In the wake of swift changes in the Congress’ thinking on the Telangana statehood demand, the Telangana Rashtra Samithi (TRS) is maintaining a strategic silence. Consequently, there is a lull in its activity at Telangana Bhavan, the party’s headquarters, in the last one week.
Though party president K Chandrasekhara Rao held discussions with senior leaders and TJAC chairman M Kodandaram, he confined his activity to his residence and did not visit the party office on Friday. Sravan and some others were occasionally holding press briefings there.
After Digvijaya Singh’s remarks that creation of a separate state required an amendment to the Constitution, TRS secretary-general K Keshava Rao rushed to Telangana Bhavan and briefed the media about what the Constitutions says.
The TRS leadership is of the opinion that the Congress has hoodwinked the people for the last 50 years and will do the same now. “Telangana Congress leaders held a meeting and declared that a new state would be created by the Congress.

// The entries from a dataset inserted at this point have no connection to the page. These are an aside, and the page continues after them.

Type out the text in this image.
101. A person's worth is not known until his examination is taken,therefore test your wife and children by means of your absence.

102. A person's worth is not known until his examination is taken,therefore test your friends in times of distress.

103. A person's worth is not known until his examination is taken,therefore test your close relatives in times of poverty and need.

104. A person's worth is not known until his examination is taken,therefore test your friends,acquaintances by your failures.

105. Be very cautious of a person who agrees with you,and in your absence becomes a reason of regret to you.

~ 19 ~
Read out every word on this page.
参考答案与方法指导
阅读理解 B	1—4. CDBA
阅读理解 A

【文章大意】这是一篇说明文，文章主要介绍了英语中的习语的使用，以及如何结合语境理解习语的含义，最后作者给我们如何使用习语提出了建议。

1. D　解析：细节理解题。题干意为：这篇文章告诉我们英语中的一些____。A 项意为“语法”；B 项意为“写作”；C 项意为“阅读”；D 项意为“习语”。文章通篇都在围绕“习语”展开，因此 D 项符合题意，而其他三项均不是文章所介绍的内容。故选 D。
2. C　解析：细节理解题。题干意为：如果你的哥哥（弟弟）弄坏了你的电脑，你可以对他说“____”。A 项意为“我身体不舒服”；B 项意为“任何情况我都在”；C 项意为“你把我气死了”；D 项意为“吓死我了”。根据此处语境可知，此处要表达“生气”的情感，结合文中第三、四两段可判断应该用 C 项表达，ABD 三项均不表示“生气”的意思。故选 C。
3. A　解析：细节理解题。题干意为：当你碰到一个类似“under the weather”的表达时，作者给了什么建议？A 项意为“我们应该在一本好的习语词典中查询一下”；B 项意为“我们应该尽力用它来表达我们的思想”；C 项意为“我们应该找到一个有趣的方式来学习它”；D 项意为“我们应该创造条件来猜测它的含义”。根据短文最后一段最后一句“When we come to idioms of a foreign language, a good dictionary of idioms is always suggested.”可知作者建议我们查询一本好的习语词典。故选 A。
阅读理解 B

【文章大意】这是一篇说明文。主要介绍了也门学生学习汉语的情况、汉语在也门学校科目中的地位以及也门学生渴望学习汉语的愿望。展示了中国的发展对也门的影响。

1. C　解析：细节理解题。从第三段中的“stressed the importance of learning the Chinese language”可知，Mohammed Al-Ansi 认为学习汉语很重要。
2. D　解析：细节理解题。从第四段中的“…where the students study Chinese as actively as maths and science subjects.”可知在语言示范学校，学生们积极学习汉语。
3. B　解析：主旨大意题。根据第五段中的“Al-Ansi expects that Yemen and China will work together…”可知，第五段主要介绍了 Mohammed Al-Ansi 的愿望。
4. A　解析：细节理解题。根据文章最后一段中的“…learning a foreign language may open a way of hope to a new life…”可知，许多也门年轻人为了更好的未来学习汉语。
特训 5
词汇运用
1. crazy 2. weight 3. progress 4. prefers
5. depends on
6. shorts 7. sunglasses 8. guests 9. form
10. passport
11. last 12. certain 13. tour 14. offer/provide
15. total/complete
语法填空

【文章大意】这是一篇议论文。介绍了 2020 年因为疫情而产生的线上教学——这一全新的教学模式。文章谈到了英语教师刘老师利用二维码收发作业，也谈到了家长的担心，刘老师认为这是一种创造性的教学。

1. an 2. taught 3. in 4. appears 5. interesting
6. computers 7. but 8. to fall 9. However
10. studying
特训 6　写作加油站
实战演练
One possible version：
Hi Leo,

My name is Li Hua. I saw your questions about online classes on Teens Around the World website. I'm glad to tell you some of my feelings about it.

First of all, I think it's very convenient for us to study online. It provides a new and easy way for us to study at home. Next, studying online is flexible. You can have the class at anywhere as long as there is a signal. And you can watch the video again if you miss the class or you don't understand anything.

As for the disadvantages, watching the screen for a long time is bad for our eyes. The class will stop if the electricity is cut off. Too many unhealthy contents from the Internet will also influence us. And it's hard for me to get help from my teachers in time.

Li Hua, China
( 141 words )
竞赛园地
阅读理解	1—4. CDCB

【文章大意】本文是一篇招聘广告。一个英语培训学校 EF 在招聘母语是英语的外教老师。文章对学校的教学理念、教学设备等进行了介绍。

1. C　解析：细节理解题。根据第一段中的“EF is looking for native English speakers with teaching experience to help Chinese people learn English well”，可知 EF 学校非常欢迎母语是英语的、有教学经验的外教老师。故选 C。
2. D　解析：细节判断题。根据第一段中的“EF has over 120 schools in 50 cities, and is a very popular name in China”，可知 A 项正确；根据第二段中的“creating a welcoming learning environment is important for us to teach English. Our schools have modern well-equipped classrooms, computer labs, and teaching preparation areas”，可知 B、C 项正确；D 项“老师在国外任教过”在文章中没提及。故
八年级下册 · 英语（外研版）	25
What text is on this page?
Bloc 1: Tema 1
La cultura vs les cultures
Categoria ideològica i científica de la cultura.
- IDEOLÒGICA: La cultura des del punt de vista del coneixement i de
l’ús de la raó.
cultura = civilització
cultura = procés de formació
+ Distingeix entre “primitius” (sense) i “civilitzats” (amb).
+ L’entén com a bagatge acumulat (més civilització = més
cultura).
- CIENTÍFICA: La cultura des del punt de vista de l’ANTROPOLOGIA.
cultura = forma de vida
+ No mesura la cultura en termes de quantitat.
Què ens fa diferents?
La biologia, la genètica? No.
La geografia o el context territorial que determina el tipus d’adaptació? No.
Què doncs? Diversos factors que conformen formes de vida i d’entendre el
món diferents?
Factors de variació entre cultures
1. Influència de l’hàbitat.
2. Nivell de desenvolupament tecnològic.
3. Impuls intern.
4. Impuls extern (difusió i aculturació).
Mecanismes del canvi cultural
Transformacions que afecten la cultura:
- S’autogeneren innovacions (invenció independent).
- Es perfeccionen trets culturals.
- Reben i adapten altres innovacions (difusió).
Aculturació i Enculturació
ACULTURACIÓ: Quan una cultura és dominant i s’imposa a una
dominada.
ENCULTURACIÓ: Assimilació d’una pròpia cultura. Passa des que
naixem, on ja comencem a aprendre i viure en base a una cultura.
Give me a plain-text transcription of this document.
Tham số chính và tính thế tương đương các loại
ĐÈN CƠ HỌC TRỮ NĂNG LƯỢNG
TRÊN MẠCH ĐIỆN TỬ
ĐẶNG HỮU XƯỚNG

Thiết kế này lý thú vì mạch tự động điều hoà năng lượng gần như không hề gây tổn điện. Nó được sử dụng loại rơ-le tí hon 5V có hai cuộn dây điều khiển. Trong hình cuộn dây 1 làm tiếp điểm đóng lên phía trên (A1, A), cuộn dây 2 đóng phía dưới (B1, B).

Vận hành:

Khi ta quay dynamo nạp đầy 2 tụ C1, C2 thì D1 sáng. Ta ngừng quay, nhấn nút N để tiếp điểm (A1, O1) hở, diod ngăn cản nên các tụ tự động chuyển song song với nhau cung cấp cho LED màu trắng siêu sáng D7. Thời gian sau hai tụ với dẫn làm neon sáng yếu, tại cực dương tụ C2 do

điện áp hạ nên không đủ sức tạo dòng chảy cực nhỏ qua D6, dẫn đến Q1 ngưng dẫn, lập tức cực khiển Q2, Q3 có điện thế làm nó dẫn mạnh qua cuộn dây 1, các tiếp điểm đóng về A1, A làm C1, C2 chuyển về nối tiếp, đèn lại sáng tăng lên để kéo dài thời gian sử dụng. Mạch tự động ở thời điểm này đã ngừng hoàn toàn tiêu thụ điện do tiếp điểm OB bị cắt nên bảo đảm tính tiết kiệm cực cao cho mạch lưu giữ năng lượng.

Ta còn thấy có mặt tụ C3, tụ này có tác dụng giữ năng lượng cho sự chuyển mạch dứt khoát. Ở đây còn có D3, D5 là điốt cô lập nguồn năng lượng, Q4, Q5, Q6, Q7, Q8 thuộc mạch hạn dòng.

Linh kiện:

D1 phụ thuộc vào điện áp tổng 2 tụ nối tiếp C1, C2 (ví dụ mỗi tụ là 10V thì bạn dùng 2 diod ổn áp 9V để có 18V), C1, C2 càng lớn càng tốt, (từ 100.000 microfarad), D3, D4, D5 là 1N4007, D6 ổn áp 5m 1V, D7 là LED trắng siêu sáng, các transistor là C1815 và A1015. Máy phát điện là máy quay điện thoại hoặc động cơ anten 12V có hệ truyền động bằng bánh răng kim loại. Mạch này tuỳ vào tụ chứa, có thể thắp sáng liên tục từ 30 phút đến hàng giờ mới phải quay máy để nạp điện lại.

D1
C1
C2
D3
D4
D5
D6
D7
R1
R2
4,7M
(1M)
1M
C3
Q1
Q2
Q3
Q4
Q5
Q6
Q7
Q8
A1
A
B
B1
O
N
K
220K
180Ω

The Congress Core Committee met on Friday. There are some murmuring in that party. But, strangely, KCR is maintaining a strategic silence and just watching the developments,” a senior TRS leader told Express.
“KCR cannot say now itself that the Congress will deliver T or ditch the people. Any statement by him will carry weight only after the Congress’ decision. He will not hurry into saying that the Congress will backtrack on Telangana. Rao will respond only after the latest political developments unfolding within the Congress reache a decisive shape,” another leader said.
“This is a seventh meeting of the core committee. All of us know what decisions they took in the past,” said TRS secretary general K Keshava Rao.
Rao and other senior leaders of the party think that the Congress will drag the issue further and ditch the people finally. “Telangana is not a product that will be delivered by the Congress and taken by the people. It can materialise only with people’s sacrifices,” another leader said.
“If the Congress fails to deliver on its promise, the TRS will ensure that all other parties lose their deposits in the general election and the TRS win 115 Assembly seats. Then T will be delivered automatically,” another leader analysed.
So, the lull in the TRS activity should be construed as a strategic silence on the part of the separatist party for another long-drawn battle. “The delaying tactics of the Congress will not dishearten T-people. They will be prepared for a long battle with renewed energy with an eye on the 2014 elections,” a worker of the party said.
The TRS thought of boycotting the panchayat elections but changed its mind at the last minute.